To test how well an LLM detects vulnerabilities across the mutated traces, serve your target model (e.g., via vllm) and point evaluate_llm.py toward it using an OpenAI-compatible interface.
cd evaluation
python evaluate_llm.py \
--model_name "Qwen3/Qwen3-32B" \
--api_key "EMPTY" \
--base_url "http://localhost:8017/v1" \
--settings binary_classification_with_taxonomy fine_grained_classification \
--output_dir "./results/Qwen3-32B"TraceSafe natively proxies requests to proprietary safety filters like Azure Content Safety, AWS Bedrock Guardrails, GCP Model Armor, and models like Llama-Guard 3. Use evaluate_guard.py explicitly declaring your provider:
# Example evaluating Azure Content Safety
cd evaluation
python evaluate_guard.py \
--provider azure \
--azure_endpoint "https://your-endpoint.cognitiveservices.azure.com/" \
--azure_key "your-key" \
--output_dir ./results/Azure-Guard(Note: Execution outputs concurrent results mapping standard 'correct', 'wrong', and '.csv' statistics into your defined --output_dir)
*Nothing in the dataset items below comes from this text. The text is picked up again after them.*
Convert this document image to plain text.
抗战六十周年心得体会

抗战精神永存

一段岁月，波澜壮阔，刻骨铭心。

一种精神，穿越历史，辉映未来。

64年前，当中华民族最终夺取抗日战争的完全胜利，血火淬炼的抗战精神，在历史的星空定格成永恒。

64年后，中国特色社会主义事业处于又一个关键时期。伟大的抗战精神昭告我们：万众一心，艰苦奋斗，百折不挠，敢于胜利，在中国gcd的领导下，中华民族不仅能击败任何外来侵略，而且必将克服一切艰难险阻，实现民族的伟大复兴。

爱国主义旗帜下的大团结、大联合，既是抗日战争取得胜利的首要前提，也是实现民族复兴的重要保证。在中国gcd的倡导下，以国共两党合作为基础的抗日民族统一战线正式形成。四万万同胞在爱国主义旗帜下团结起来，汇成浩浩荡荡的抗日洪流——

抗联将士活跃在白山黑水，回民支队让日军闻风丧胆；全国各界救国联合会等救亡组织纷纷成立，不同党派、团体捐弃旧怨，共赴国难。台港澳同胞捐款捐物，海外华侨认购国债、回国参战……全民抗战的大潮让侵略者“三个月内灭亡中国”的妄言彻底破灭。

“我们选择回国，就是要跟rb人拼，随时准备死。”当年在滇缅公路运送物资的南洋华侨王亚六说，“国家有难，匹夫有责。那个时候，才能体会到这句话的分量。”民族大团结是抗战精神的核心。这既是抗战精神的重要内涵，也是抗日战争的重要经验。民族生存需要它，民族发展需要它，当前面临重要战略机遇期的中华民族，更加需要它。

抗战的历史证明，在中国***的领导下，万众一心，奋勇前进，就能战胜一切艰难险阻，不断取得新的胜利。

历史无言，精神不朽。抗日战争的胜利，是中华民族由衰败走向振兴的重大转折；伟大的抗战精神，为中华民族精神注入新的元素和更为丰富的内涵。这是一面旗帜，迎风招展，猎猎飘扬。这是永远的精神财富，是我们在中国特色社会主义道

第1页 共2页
Our generator injects 12 vulnerability classes mathematically distributed into 4 root safety vectors:
- PROMPT_INJECTION
1_PromptInjectionIn|2_PromptInjectionOut
- PRIVACY_LEAKAGE
3_UserInfoLeak|4_ApiKeyLeak|5_DataLeak
- HALLUCINATION
6_AmbiguousArg|7_HallucinatedTool|8_HallucinatedArgValue|9_RedundantArg|10_MissingTypeHint
- INTERFACE_INCONSISTENCIES
11_VersionConflict|12_DescriptionMismatch
For detailed implementation and description of the categories, please see Implementation.md.
If you find TraceSafe-Bench useful in your research, please cite our work:
@misc{chen2026tracesafe,
title = {TraceSafe: A Systematic Assessment of LLM Guardrails on Multi-Step Tool-Calling Trajectories},
author = {Chen, Yen-Shan and Huang, Sian-Yao and Yang, Cheng-Lin and Chen, Yun-Nung},
year = {2026},
eprint = {2604.07223},
archivePrefix = {arXiv},
url = {https://arxiv.org/abs/2604.07223}
}Released under the Apache License 2.0. Source baseline traces are derived from BFCL (Apache-2.0); mutations and curation are released under the same license.